The immediate effect of the operation on the portion of the kidney remaining is an infarcation of the tissue compressed by the sutures. This area of necrosis extends but a short distance into the adjacent kidney tissue. The infarcated tissue gradually becomes replaced by fibrous tissue and in three to four week's time the necrotic tissue entirely disappears. The amount of fibrous tissue in time becomes so slight and the healing so perfect that it is difficult to detect the site of the operation. The renal elements sometimes persist in the infarcated area and the glomeruli apparently are more resistant than the tubules. The tubules in the infarcated area sometimes become calcified and bone formation beneath the epithelium of the pelvis is of very frequent occurrence. The pelvic epithelium usually shows marked proliferation and may invade the field of operation in alveolar masses. Calculi may form in the pelvis of the kidney. Sutures penetrating the pelvis as well as the necrotic tissue resulting from the compression of the sutures probably furnish the nuclei for the calculi.

Removal of approximately half of one kidney did not alter either the remaining portion of that kidney or the size of the opposite kidney in two animals of this series. These experiments were terminated on the thirty-fourth and forty-seventh days. In a similar experiment of twenty-one day's duration there was slight but definite atrophy of the remaining tissue of the kidney operated upon.

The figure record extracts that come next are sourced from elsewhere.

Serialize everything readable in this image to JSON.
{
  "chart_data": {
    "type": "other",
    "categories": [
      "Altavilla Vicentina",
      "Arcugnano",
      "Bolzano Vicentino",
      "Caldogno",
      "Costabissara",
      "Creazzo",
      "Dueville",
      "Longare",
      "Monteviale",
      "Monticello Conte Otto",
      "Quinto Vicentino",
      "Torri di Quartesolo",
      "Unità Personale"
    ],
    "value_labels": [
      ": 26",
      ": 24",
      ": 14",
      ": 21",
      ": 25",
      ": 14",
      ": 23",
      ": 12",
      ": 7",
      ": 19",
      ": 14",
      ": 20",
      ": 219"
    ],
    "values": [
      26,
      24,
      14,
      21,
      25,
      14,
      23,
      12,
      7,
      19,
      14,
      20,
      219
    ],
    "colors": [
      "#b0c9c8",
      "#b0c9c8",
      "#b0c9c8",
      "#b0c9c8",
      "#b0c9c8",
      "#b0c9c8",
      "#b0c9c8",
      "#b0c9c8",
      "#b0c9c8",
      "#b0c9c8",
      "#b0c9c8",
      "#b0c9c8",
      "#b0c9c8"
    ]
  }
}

Removal of approximately half of each kidney at one operation did not alter the remaining kidney tissue in two animals of the second group. The longest period of observtaion was fifty-four days. On the other hand in a similar experiment where 164 days elapsed, the remaining portions of each kidney had increased markedly in size.

Removal of one kidney and approximately half of the other did not alter the remaining kidney tissue in six animals in which from five to fifty-six days elapsed before termination of the experiment.

In six experiments in which one kidney was removed and approximately half of the other, three of the animals died as a result of the operation on the sixth, seventh and tenth days. The probable cause of death was renal insufficiency: the animals refused food, vomited persistently and lost strength and weight. The other three animals recovered and were killed at periods varying from five to eight weeks. The reduction of the kidney tissue to one quarter of its original amount at one operation was attained with danger but was not necessarily fatal.

In every experiment there was a loss of weight varying from four to twenty-four per cent. To what extent this loss in weight is due to the reduction of kidney substance and to what extent it is due to diet and confinement it is impossible to say, as we made no control experiments to elucidate these points.